Who knew??? This place of 20,000 tourists a day, gondolas, impossible streets (how we found our hotel I'll never know, but it involved roaming and just sort of sensing the turns to a little courtyard with a little, almost impossible to read sign), the Grand Canal, and the most amazing Palace. 47 styles and colors and religions and types of marble and art just sort of slopped together and somehow it all works.
All of you, if you are reading this, must drop everything and come to Venice right now. What else is there to do????
Saturday, November 1, 2008
Quan and Sarah in Firenze
Toilets, again

I do like checking out different bathrooms around the world. My first bathroom in Torino (Turin) was a squatter. Took me a minute to figure it out, not that it's so complicated but my mind was refusing to register.
Also, I love the two options for water usage. Little buttons for just pee, bigger buttons (sometimes with very graphic icons) for, you know . . .
Friday, October 31, 2008
The Uffizi with Quan and Sarah



We've spent hundreds of dollars on museums and amazing meals with Sarah and Quan (Aviathar's son and his girlfriend who flew in from London).
Today, I saw The Birth of Venus by Botticelli (in the Uffizi) and Night and Day statues by Michelangelo (in the Medici chapel) and a few da Vinci's. The Michelangelo statue here is of "Day" and shows a man with an unfinished face (pictured here). Unfinished because the day is unfinished . . . Fiorentini (I think that's how you spell it) has so many beautiful paintings as well. Yesterday we walked through the Boboli gardens outside the Palazio and saw an amazing recreation of a Pompeii house.

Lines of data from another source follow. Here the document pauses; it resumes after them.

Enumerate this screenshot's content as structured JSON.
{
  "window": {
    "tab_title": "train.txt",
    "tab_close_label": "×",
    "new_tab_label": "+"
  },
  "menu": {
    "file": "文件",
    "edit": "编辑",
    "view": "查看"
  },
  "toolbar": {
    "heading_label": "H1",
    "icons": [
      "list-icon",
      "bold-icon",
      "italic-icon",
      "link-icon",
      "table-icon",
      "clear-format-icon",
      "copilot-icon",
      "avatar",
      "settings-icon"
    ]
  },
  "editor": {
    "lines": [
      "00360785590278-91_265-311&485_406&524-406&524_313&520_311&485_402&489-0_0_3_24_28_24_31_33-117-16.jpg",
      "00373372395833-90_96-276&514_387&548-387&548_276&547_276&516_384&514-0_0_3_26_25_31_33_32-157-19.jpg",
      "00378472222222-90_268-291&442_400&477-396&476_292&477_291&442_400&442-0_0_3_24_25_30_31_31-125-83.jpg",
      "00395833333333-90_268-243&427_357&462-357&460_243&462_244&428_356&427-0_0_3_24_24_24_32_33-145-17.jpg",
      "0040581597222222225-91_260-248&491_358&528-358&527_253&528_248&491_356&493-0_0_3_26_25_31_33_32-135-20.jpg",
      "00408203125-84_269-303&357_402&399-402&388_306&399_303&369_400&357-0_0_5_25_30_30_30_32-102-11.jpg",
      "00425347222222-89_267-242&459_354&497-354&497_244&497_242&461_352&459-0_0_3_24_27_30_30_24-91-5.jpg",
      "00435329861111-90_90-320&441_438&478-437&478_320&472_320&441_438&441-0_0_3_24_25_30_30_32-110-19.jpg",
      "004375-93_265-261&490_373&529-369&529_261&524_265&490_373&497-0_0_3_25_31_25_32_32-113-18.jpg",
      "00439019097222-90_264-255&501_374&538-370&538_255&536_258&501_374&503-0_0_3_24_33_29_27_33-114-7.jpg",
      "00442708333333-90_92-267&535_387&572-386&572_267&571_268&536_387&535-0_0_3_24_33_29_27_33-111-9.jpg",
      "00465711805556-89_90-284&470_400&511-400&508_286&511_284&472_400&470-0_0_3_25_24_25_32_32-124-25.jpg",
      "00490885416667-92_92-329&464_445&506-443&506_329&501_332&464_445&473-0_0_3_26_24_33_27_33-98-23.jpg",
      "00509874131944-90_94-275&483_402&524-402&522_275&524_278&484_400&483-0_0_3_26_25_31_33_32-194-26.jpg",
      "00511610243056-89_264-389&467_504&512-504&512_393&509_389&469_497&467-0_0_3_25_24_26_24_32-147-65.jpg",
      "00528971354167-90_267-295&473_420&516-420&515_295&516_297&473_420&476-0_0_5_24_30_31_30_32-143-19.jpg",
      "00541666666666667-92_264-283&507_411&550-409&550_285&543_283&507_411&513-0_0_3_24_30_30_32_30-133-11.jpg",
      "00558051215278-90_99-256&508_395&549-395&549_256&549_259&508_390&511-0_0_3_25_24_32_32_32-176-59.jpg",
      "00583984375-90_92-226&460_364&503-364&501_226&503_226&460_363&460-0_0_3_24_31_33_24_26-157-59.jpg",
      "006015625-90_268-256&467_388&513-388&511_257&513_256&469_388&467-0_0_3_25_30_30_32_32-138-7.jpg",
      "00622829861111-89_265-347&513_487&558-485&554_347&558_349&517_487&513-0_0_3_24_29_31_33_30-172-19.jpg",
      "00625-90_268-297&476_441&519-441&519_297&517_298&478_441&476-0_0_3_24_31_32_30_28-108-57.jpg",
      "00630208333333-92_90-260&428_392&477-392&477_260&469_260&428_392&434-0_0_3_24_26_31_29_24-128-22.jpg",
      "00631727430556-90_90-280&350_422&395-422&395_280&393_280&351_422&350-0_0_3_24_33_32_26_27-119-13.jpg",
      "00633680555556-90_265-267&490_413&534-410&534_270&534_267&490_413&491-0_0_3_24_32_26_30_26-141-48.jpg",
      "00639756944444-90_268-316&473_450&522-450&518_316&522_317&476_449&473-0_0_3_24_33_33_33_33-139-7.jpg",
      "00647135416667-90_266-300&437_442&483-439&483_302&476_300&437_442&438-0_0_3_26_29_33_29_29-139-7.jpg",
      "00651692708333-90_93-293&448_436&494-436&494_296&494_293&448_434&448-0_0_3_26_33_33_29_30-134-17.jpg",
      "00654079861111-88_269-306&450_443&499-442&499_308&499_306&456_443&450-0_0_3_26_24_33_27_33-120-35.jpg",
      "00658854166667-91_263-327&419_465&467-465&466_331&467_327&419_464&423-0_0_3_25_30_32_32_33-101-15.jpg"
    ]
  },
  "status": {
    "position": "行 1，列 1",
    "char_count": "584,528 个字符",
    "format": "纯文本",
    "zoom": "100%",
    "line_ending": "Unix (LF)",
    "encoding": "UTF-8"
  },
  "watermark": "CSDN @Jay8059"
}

They collected rain and used the power from the collected rain to create beautiful fountains. Amazing and so long ago. Here we are now just learning how to do this again.
And each home had its own garden with food, herbs and medicines. Once again, a sign that we should move in this direction in our homes. Not just a few in the countryside but right in towns across America.
There is much hope here in Italy that Obama will be elected. They are following the American election very closely here. It is the talk in many places and makes front page news everyday. Here in Italy they are convinced that he will win. What is the feeling there?? The world is watching us!!!!